RL envs are the hottest new buzzword (for about 2 months now at this point). Maybe its world models and VLMs elsewhere (soon tm), as well as continuous learning as RL’s shortcomings become evident. Important to remember - RL and RL envs will just be one component of a rich ecosystem for model learning, especially in context of what gets done at the broader level in mid/post training (human data/rubrics/evals and more).

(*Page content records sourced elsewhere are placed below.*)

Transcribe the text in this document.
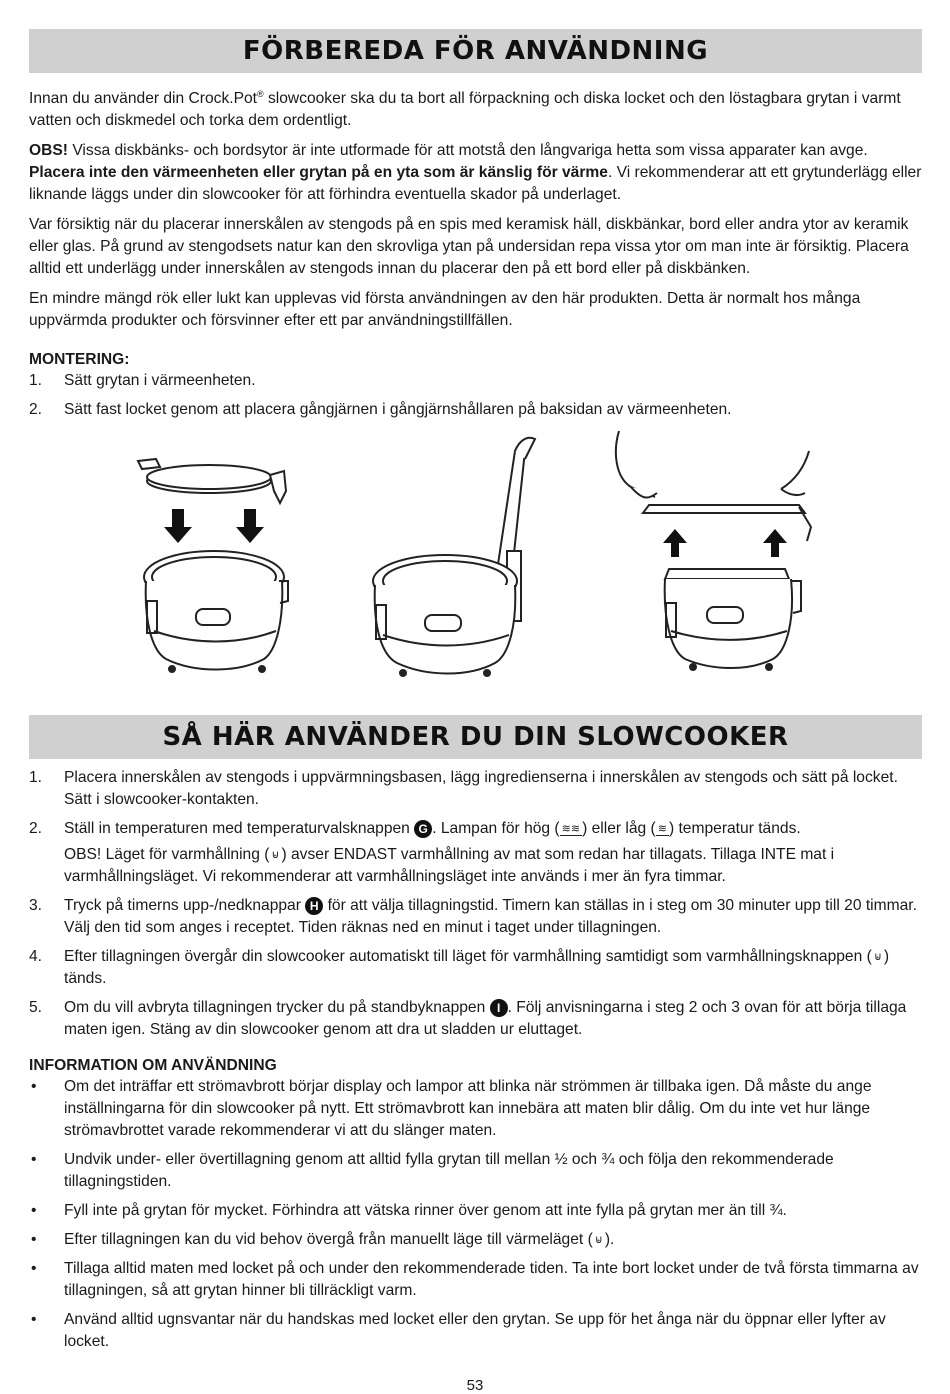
FÖRBEREDA FÖR ANVÄNDNING

Innan du använder din Crock.Pot® slowcooker ska du ta bort all förpackning och diska locket och den löstagbara grytan i varmt vatten och diskmedel och torka dem ordentligt.

OBS! Vissa diskbänks- och bordsytor är inte utformade för att motstå den långvariga hetta som vissa apparater kan avge. Placera inte den värmeenheten eller grytan på en yta som är känslig för värme. Vi rekommenderar att ett grytunderlägg eller liknande läggs under din slowcooker för att förhindra eventuella skador på underlaget.

Var försiktig när du placerar innerskålen av stengods på en spis med keramisk häll, diskbänkar, bord eller andra ytor av keramik eller glas. På grund av stengodsets natur kan den skrovliga ytan på undersidan repa vissa ytor om man inte är försiktig. Placera alltid ett underlägg under innerskålen av stengods innan du placerar den på ett bord eller på diskbänken.

En mindre mängd rök eller lukt kan upplevas vid första användningen av den här produkten. Detta är normalt hos många uppvärmda produkter och försvinner efter ett par användningstillfällen.

MONTERING:

1. Sätt grytan i värmeenheten.
2. Sätt fast locket genom att placera gångjärnen i gångjärnshållaren på baksidan av värmeenheten.
SÅ HÄR ANVÄNDER DU DIN SLOWCOOKER
1. Placera innerskålen av stengods i uppvärmningsbasen, lägg ingredienserna i innerskålen av stengods och sätt på locket. Sätt i slowcooker-kontakten.
2. Ställ in temperaturen med temperaturvalsknappen G . Lampan för hög ( ≋≋ ) eller låg ( ≋ ) temperatur tänds.
OBS! Läget för varmhållning ( ⊌ ) avser ENDAST varmhållning av mat som redan har tillagats. Tillaga INTE mat i varmhållningsläget. Vi rekommenderar att varmhållningsläget inte används i mer än fyra timmar.
3. Tryck på timerns upp-/nedknappar H för att välja tillagningstid. Timern kan ställas in i steg om 30 minuter upp till 20 timmar. Välj den tid som anges i receptet. Tiden räknas ned en minut i taget under tillagningen.
4. Efter tillagningen övergår din slowcooker automatiskt till läget för varmhållning samtidigt som varmhållningsknappen ( ⊌ ) tänds.
5. Om du vill avbryta tillagningen trycker du på standbyknappen I . Följ anvisningarna i steg 2 och 3 ovan för att börja tillaga maten igen. Stäng av din slowcooker genom att dra ut sladden ur eluttaget.

INFORMATION OM ANVÄNDNING

• Om det inträffar ett strömavbrott börjar display och lampor att blinka när strömmen är tillbaka igen. Då måste du ange inställningarna för din slowcooker på nytt. Ett strömavbrott kan innebära att maten blir dålig. Om du inte vet hur länge strömavbrottet varade rekommenderar vi att du slänger maten.
• Undvik under- eller övertillagning genom att alltid fylla grytan till mellan ½ och ¾ och följa den rekommenderade tillagningstiden.
• Fyll inte på grytan för mycket. Förhindra att vätska rinner över genom att inte fylla på grytan mer än till ¾.
• Efter tillagningen kan du vid behov övergå från manuellt läge till värmeläget ( ⊌ ).
• Tillaga alltid maten med locket på och under den rekommenderade tiden. Ta inte bort locket under de två första timmarna av tillagningen, så att grytan hinner bli tillräckligt varm.
• Använd alltid ugnsvantar när du handskas med locket eller den grytan. Se upp för het ånga när du öppnar eller lyfter av locket.
53
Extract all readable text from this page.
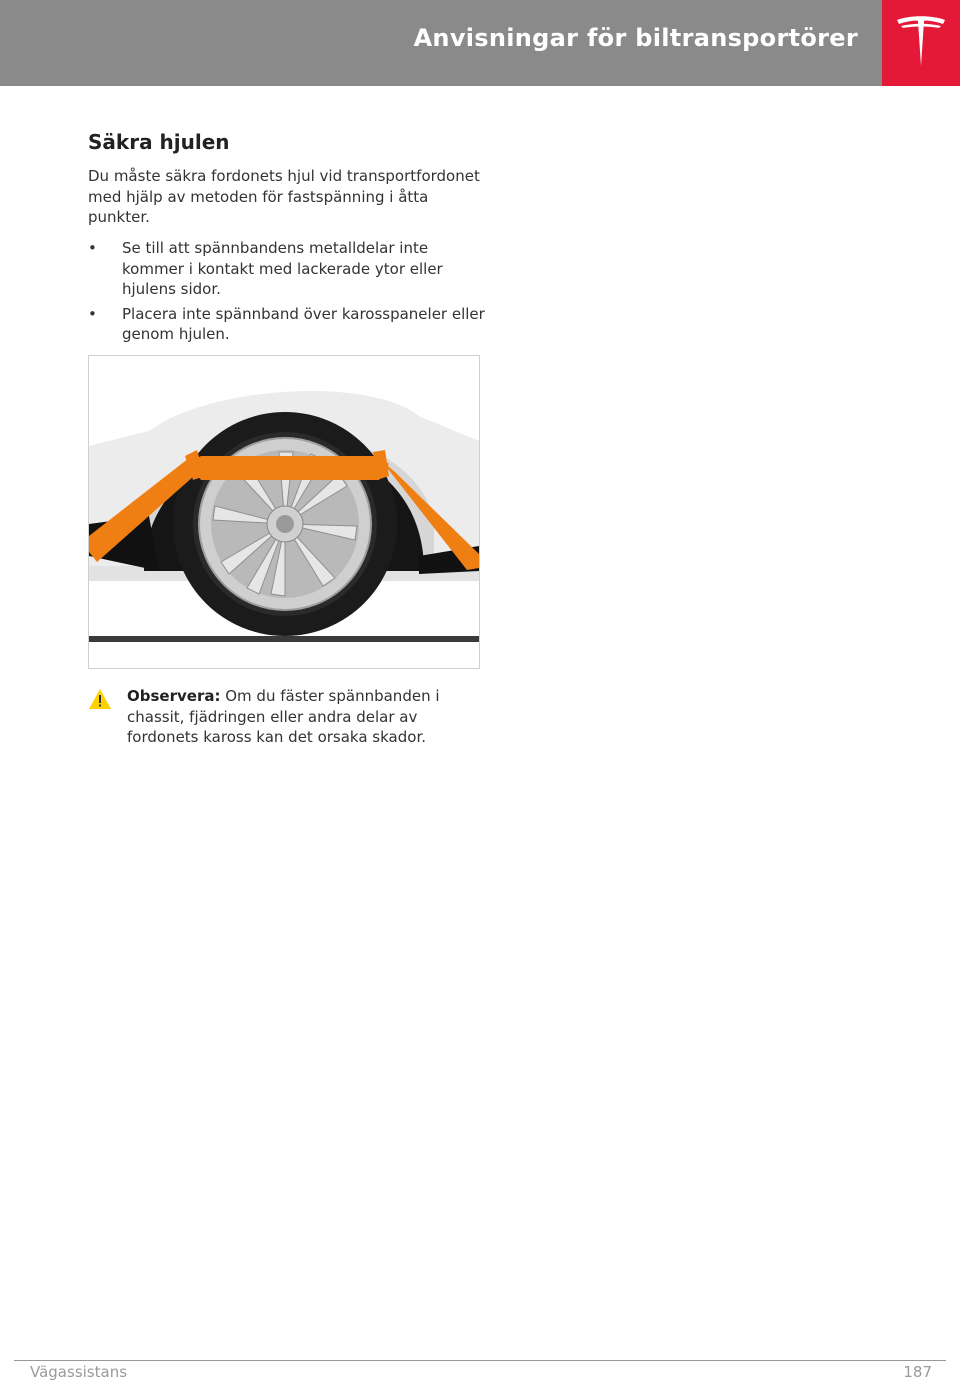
Anvisningar för biltransportörer
Säkra hjulen
Du måste säkra fordonets hjul vid transportfordonet med hjälp av metoden för fastspänning i åtta punkter.
• Se till att spännbandens metalldelar inte kommer i kontakt med lackerade ytor eller hjulens sidor.
• Placera inte spännband över karosspaneler eller genom hjulen.
Observera: Om du fäster spännbanden i chassit, fjädringen eller andra delar av fordonets kaross kan det orsaka skador.
Vägassistans	187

A first wave of AI startups saw pre-training as a way to create best in class ai products for verticals. Outputs of their products are now strikingly similar to base foundation model efforts - maybe with a bit more engineering work with basic RAG and a document vault with embeddings. As labs’ models increasingly generalize better across anything, these startups lack the talent to catch up with

At a generalized higher level, key questions that are being answered today include: what infrastructure can we build in the mid/post training layer to better simulate and improve model performance on more complex real world tasks? What can we improve in model architecture itself to expand and consider more modalities? How can we build around interweaved data specifically to swap between modalities effectively?

I’m not a researcher so I won’t go into depth on the above, but I recommend reading more of Doria’s work which introduces some key research questions. I’ll focus here on RL env companies as they relate to early stage investing.

Staging

The democratization of the recipe for good RL + reasoning agents that have passed the critical threshold of being good enough for most white collar tasks has passed.  Sequoia calls it the bottom 5% rule.  Pleias researcher calls it the democratization of the recipe for good RL + reasoning.  Simply put, labs aren’t going to be the only hyperspenders for data infra.  The meteoric rise of frontier data and eval companies like Mercor is only a prototype of what is quietly being unleashed.

In the days where Scale was the only data provider, everybody was an unsophisticated buyer, and cutting-edge ML remained both academic and not good enough for commercial cases. Scale found its first markets in vision and hard-tech data.  With the explosion of AI talent investment in the transformer model, and the need for ever-increasing frontier data to train ever-frontier capabilities in foundation models, the first enterprise customers that grew sophisticated enough to buy data at venture scale reified - labs.

Today, I’m hearing whispers of how the diffusion of ML knowledge for good RL + reasoning agents is being arbitraged in startup land.  The hipster early teams here have been very quiet about this - forward deployed teams like Forge.  Soon (or maybe already!), a winning strategy for picking a large market to just build in will be to gather a bunch of cracked MLEs with connections to decacorn hyperspenders to shore up their lack of MLE expertise (who doesn’t have a lack of great engineers nowadays!) and build high value white collar automations.

Incubation and roll-up first platforms with the ability to hire substantial AI talent have seized on this opportunity.  General Catalyst’s pivot to this strategy was first evident when they acquired a hospital chain in late 2023.  Jared Kushner and Elad Gil’s Thrive’s new company brain.co is a flagrant reiteration of this in an incubation form.  It seems that megacaps have come to the conclusion that building AI-native products is an endeavor best undertaken for brand new organizations with draconian top-down control rather than trying to introduce AI to existing fortune 500 orgs.